Cada veinte mazazos cambiamos nuestros papeles y soy yo el encargado de sostenerlo hasta que la piedra se parte por la mitad o me toca nuevamente manejar la maza.
Estamos en pleno mes de Pa-en-Enet, lo que vendría a ser mediados de Junio en nuestro calendario. La temperatura en estos parajes ya es ciertamente abrasadora, no por el calor, unos treinta y cinco grados, sino por la sequedad y el viento del desierto que quema la piel. Para un valenciano es como si todos los días hiciese un viento de poniente que toca los cojones y te abrasa la espalda.
El capataz hade sonar un cuerno de búfalo o vete tú a saber de qué otro animal ha sacado ese chisme. Todo el mundo deja caer sus herramientas y se sientan en el suelo completamente sudorosos y agotados.

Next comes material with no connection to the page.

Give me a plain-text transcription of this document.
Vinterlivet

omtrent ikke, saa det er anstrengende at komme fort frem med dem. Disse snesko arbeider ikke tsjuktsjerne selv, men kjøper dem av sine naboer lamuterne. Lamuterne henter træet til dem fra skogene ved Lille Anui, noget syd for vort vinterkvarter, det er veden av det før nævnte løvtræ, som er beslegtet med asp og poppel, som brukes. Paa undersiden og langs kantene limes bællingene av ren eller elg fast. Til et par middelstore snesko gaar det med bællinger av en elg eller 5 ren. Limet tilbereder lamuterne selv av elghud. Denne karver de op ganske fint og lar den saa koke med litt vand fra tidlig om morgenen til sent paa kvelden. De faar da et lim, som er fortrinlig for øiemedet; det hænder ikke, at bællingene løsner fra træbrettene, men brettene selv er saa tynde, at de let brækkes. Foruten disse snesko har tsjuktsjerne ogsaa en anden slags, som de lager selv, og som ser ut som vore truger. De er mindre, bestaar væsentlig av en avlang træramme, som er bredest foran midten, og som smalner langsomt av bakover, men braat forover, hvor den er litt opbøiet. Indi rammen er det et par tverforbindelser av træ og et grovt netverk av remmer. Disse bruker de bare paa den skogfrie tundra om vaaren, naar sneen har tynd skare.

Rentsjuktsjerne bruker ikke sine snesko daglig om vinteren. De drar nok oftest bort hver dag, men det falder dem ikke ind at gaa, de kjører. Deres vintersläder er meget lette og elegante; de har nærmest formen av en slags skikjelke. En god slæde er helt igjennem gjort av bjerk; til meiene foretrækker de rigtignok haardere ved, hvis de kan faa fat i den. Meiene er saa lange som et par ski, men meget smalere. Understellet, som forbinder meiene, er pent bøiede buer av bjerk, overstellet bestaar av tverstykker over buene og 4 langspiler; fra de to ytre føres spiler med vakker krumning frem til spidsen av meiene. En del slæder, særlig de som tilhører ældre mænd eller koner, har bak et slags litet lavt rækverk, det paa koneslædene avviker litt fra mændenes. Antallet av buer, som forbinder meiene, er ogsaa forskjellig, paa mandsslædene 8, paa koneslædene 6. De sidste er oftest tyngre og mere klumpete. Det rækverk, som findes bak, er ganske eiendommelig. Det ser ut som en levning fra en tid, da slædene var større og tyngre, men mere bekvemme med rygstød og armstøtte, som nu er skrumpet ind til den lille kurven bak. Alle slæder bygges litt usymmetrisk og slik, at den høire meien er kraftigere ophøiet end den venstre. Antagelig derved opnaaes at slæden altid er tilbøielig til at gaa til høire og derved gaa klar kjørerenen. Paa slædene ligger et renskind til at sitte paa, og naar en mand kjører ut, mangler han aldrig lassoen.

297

No sé de qué va todo eso y permanezco de pie con el mazo entre las manos pero no tardo en hacer lo mismo que los demás.
–Es el momento de comer, beber y descansar hasta que el sol se oculte tras esas lomas. No se puede trabajar a pleno sol ¿No te das cuenta? – me dice mi compañero.

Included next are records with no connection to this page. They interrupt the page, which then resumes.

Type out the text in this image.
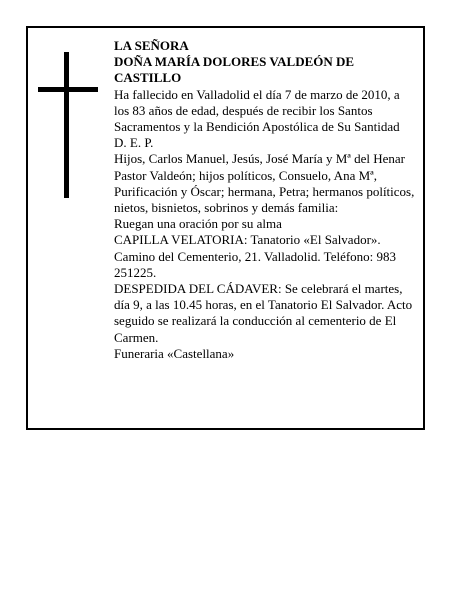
LA SEÑORA

DOÑA MARÍA DOLORES VALDEÓN DE CASTILLO

Ha fallecido en Valladolid el día 7 de marzo de 2010, a los 83 años de edad, después de recibir los Santos Sacramentos y la Bendición Apostólica de Su Santidad

D. E. P.

Hijos, Carlos Manuel, Jesús, José María y Mª del Henar Pastor Valdeón; hijos políticos, Consuelo, Ana Mª, Purificación y Óscar; hermana, Petra; hermanos políticos, nietos, bisnietos, sobrinos y demás familia:

Ruegan una oración por su alma

CAPILLA VELATORIA: Tanatorio «El Salvador». Camino del Cementerio, 21. Valladolid. Teléfono: 983 251225.

DESPEDIDA DEL CÁDAVER: Se celebrará el martes, día 9, a las 10.45 horas, en el Tanatorio El Salvador. Acto seguido se realizará la conducción al cementerio de El Carmen.

Funeraria «Castellana»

–¿Comer? Es la mejor noticia que he recibido hasta ahora.–
–Sí, nos refugiaremos a la sombra y en cuanto descansemos un poco y nos sequemos el sudor, nos comemos lo que la parienta nos haya puesto en la talega. –
–Yo no traigo comida. Es mi primer día y puedes asegurar que será el último. Me largo. –
–¿No tienes esposa que te prepare algo de comer? ¿Y qué es eso de que te las piras? No encontrarás un trabajo mejor que este en todo Egipto. Los artesanos como nosotros estamos mejor considerados que los vulgares agricultores.–
–Sí, tengo una esposa pero si quieres que te diga la verdad no sé siquiera dónde está. Tengo que ir a buscarla cuanto antes. No he venido hasta aquí desde tan lejos para acabar con una hernia y agujetas hasta en el escroto. El puto mazo pesa lo suyo.–
–Ven conmigo, un verdadero compañero de cantera siempre comparte todas sus cosas con quien lo necesite. –
Caminamos hacia una sombra que produce un peñasco en difícil equilibrio. Creo que es mucho más peligroso permanecer debajo de él que en plena solana.

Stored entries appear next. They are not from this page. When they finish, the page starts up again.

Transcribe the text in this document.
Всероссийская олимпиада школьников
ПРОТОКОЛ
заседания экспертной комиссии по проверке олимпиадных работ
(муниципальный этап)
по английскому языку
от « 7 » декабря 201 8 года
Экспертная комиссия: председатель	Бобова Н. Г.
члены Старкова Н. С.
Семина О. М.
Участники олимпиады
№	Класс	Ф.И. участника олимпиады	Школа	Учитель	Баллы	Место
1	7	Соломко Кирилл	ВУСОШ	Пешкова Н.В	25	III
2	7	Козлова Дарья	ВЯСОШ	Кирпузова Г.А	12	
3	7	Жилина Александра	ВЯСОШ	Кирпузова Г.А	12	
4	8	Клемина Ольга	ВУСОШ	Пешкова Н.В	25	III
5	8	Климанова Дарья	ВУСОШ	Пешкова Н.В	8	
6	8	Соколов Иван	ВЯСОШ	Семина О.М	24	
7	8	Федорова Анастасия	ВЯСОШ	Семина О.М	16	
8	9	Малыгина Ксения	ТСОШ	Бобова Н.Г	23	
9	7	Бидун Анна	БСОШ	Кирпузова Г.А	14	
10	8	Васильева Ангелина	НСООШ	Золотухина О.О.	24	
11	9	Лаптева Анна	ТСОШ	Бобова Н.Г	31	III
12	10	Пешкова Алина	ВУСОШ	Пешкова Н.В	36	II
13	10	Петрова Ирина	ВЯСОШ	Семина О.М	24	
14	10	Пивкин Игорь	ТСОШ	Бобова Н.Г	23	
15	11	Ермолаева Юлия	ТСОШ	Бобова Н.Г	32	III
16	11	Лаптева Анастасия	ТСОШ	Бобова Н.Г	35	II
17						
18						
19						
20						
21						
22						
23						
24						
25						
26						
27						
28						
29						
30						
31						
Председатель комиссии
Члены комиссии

–Currantutis.– me dice mientras me da la mano como gesto amistoso de presentación.
–Encantado de conocerte, amigo. Yo soy Giliptotapis, y vengo de más allá donde los mares tienen su fin. –
–Curioso nombre, pero aquí en el bajo Egipto deberías cambiártelo, es un consejo de amigo. Ningún hombre que se precie se llamaría así ¿En que estaban pensando tus padres cuando te lo pusieron?–
–Eso digo yo… Creo que me lo pusieron a mala follá, pero no sé a ciencia cierta si fueron mis tres tutores o es cosa de un tipo majareta que es el que me trajo hasta aquí. –
–¿Tienes tres padres? ¿Cómo puede ser? –
–De donde vengo puedes esperártelo todo, te lo aseguro. –
Me mira con expresión de no entender nada pero noto cierto rictus de enfado, probablemente piense que le estoy tomando el pelo.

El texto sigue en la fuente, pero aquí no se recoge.